Les communistes, avec Léon Deffontaines, proposent de « remplacer le pacte budgétaire, le “semestre européen”, et le traité de coordination, de stabilité et de gouvernance (TSCG) par un pacte social et démocratique de développement soutenable. À charge pour celui-ci de permettre le financement d’une nouvelle industrialisation, le développement des services publics, et la mise en œuvre d’une écologie populaire ».
Mettre fin à la règle des 3 % appelle à une autre construction européenne. Cette règle n’est pas tombée du chapeau. En 1992, elle a servi à convaincre les Allemands, pétrifiés par le spectre de l’inflation, qu’au Mark fort succéderait un euro fort, la hausse des prix pouvant rogner les revenus du capital. Par ailleurs, ce « frein à dette » est un moyen pour les gouvernements dits « frugaux » (Allemagne, Pays-Bas, Finlande, etc.) d’éviter une « Europe des transferts », une UE où les pays les plus riches aident ceux plus pauvres.

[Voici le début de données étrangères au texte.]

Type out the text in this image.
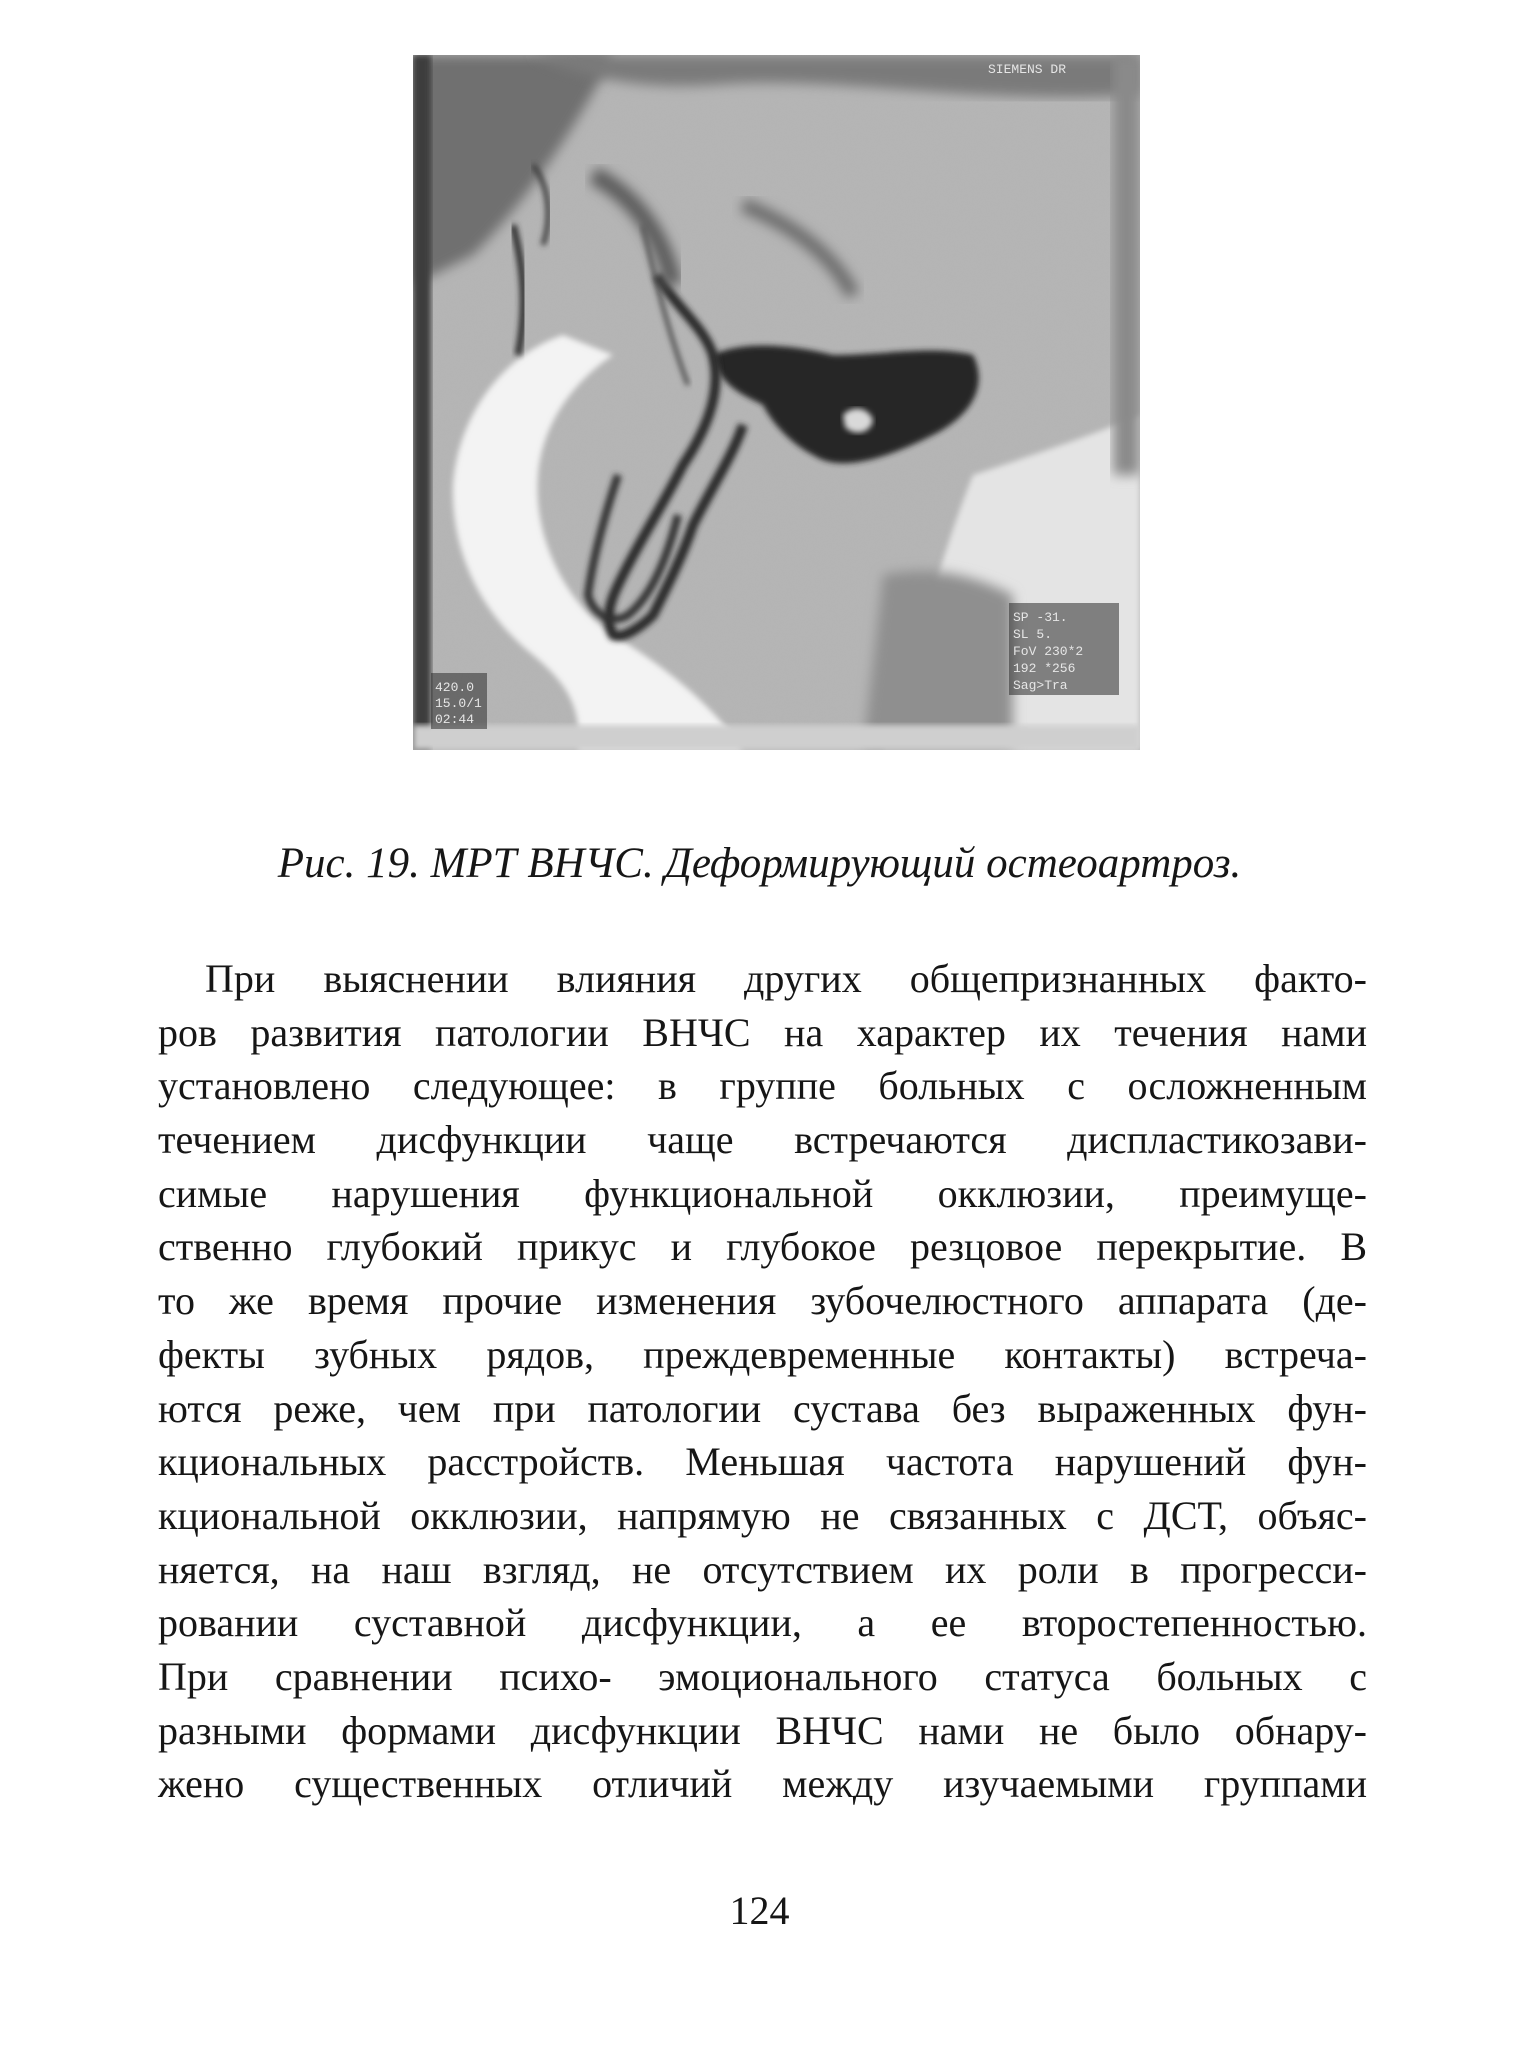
SIEMENS DR
SP -31.
SL 5.
FoV 230*2
192 *256
Sag>Tra
420.0
15.0/1
02:44
Рис. 19. МРТ ВНЧС. Деформирующий остеоартроз.
При выяснении влияния других общепризнанных факто-
ров развития патологии ВНЧС на характер их течения нами
установлено следующее: в группе больных с осложненным
течением дисфункции чаще встречаются диспластикозави-
симые нарушения функциональной окклюзии, преимуще-
ственно глубокий прикус и глубокое резцовое перекрытие. В
то же время прочие изменения зубочелюстного аппарата (де-
фекты зубных рядов, преждевременные контакты) встреча-
ются реже, чем при патологии сустава без выраженных фун-
кциональных расстройств. Меньшая частота нарушений фун-
кциональной окклюзии, напрямую не связанных с ДСТ, объяс-
няется, на наш взгляд, не отсутствием их роли в прогресси-
ровании суставной дисфункции, а ее второстепенностью.
При сравнении психо- эмоционального статуса больных с
разными формами дисфункции ВНЧС нами не было обнару-
жено существенных отличий между изучаемыми группами
124
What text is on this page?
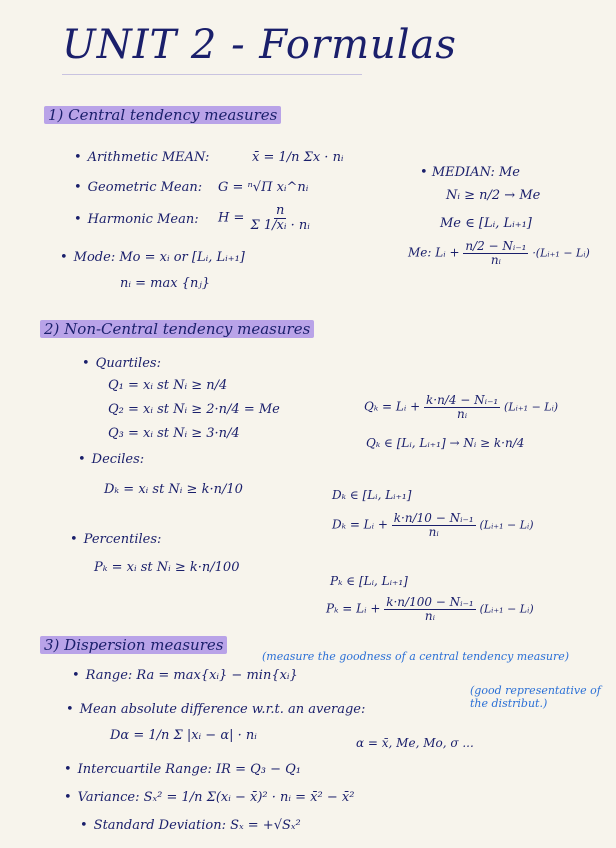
UNIT 2 - Formulas
1) Central tendency measures
• Arithmetic MEAN:	x̄ = 1/n Σx · nᵢ
• Geometric Mean: G = ⁿ√Π xᵢ^nᵢ
• Harmonic Mean: $H = \frac{n}{\text{Σ 1/xᵢ · nᵢ}}$
• Mode: Mo = xᵢ or [Lᵢ, Lᵢ₊₁]
nᵢ = max {nⱼ}
• MEDIAN: Me
Nᵢ ≥ n/2 → Me
Me ∈ [Lᵢ, Lᵢ₊₁]
Me: Lᵢ + $\frac{\text{n/2 − Nᵢ₋₁}}{\text{nᵢ}}$ ·(Lᵢ₊₁ − Lᵢ)
2) Non-Central tendency measures
• Quartiles:
Q₁ = xᵢ st Nᵢ ≥ n/4
Q₂ = xᵢ st Nᵢ ≥ 2·n/4 = Me
Q₃ = xᵢ st Nᵢ ≥ 3·n/4
Qₖ = Lᵢ + $\frac{\text{k·n/4 − Nᵢ₋₁}}{\text{nᵢ}}$ (Lᵢ₊₁ − Lᵢ)
Qₖ ∈ [Lᵢ, Lᵢ₊₁] → Nᵢ ≥ k·n/4
• Deciles:
Dₖ = xᵢ st Nᵢ ≥ k·n/10	Dₖ ∈ [Lᵢ, Lᵢ₊₁]
Dₖ = Lᵢ + $\frac{\text{k·n/10 − Nᵢ₋₁}}{\text{nᵢ}}$ (Lᵢ₊₁ − Lᵢ)
• Percentiles:
Pₖ = xᵢ st Nᵢ ≥ k·n/100
Pₖ ∈ [Lᵢ, Lᵢ₊₁]
Pₖ = Lᵢ + $\frac{\text{k·n/100 − Nᵢ₋₁}}{\text{nᵢ}}$ (Lᵢ₊₁ − Lᵢ)
3) Dispersion measures
(measure the goodness of a central tendency measure)
(good representative of the distribut.)
• Range: Ra = max{xᵢ} − min{xᵢ}
• Mean absolute difference w.r.t. an average:
Dα = 1/n Σ |xᵢ − α| · nᵢ	α = x̄, Me, Mo, σ ...
• Intercuartile Range: IR = Q₃ − Q₁
• Variance: Sₓ² = 1/n Σ(xᵢ − x̄)² · nᵢ = x̄² − x̄²
• Standard Deviation: Sₓ = +√Sₓ²
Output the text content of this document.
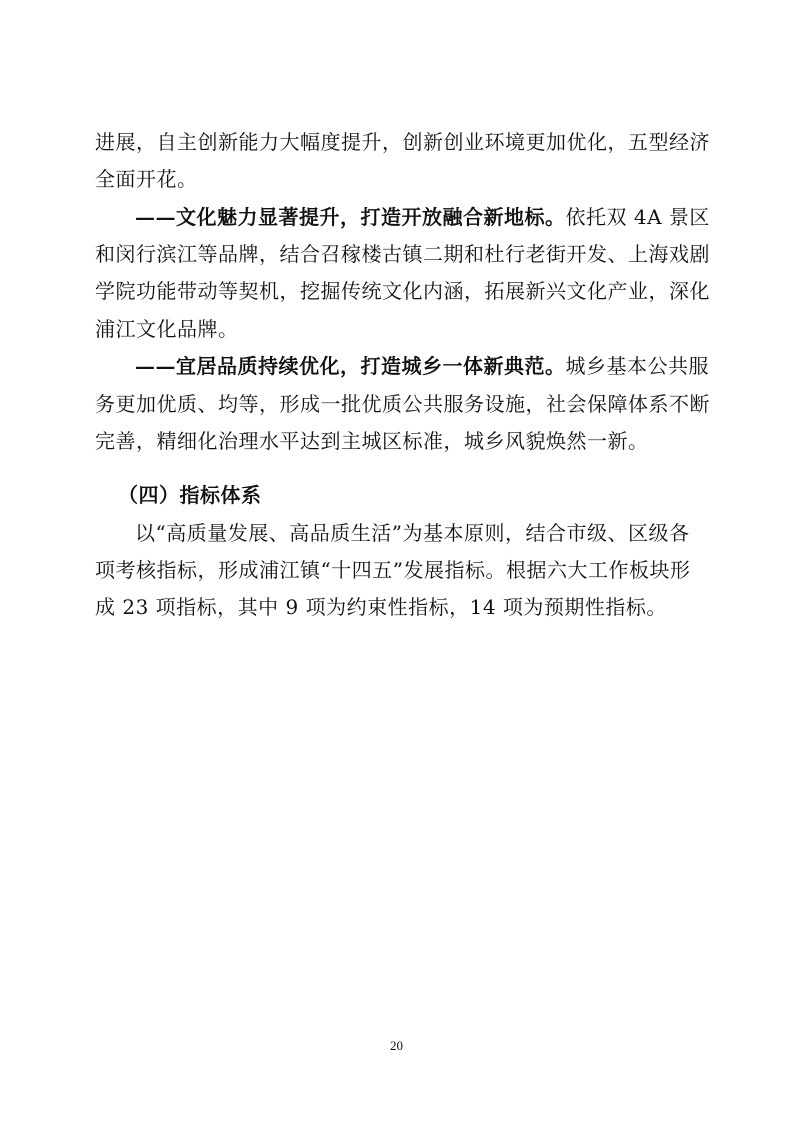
进展，自主创新能力大幅度提升，创新创业环境更加优化，五型经济
全面开花。
——文化魅力显著提升，打造开放融合新地标。依托双 4A 景区
和闵行滨江等品牌，结合召稼楼古镇二期和杜行老街开发、上海戏剧
学院功能带动等契机，挖掘传统文化内涵，拓展新兴文化产业，深化
浦江文化品牌。
——宜居品质持续优化，打造城乡一体新典范。城乡基本公共服
务更加优质、均等，形成一批优质公共服务设施，社会保障体系不断
完善，精细化治理水平达到主城区标准，城乡风貌焕然一新。
（四）指标体系
以“高质量发展、高品质生活”为基本原则，结合市级、区级各
项考核指标，形成浦江镇“十四五”发展指标。根据六大工作板块形
成 23 项指标，其中 9 项为约束性指标，14 项为预期性指标。
20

Une règle balayée en temps de crise
En réalité, cette conception est déjà battue en brèche. Depuis qu’il est en vigueur, le pacte de stabilité n’est pas vraiment respecté. Jamais la France n’est passée sous la barre des 3 % depuis… 2008, et le gouvernement ne prévoit de respecter la règle qu’en 2027. En 2023, le déficit était supérieur à 3 % du PIB dans 11 États sur 27. Après la crise financière de 2008, pendant celle du Covid après 2020, les gouvernements se sont accordés pour déroger aux règles. En mai 2020, un plan de relance européen, sous la forme d’un emprunt commun de 750 milliards d’euros, NextGenerationEu, a même été créé pour venir en aide aux États.
Toutefois, supprimer la règle des 3 % ne protégerait pas des marchés financiers et de leurs taux d’intérêt usuriers. Cela appelle à un autre mode de financement de la dette, notamment en utilisant le pouvoir de création monétaire de la Banque centrale européenne (BCE). Ce qu’a commencé à faire cette dernière, après la crise de 2008, sous l’impulsion de son gouverneur de l’époque, Mario Draghi, dans l’objectif de sauver l’euro « quoi qu’il en coûte ».
Le 17 mai, lors d’une réunion publique à Antraigues, plusieurs dizaines de militants, l’économiste communiste Frédéric Boccara, le maire socialiste de la ville Gilles Doz, des syndicalistes ont, pour nourrir le débat, lancé un appel, publié dans l’Humanité du 5 juin, pour « un fonds européen de développement solidaire des services publics, financé par la création monétaire de la BCE, finançant à 0 % les États de toute l’Union européenne, s’ils développent l’emploi et la formation dans leurs services publics ».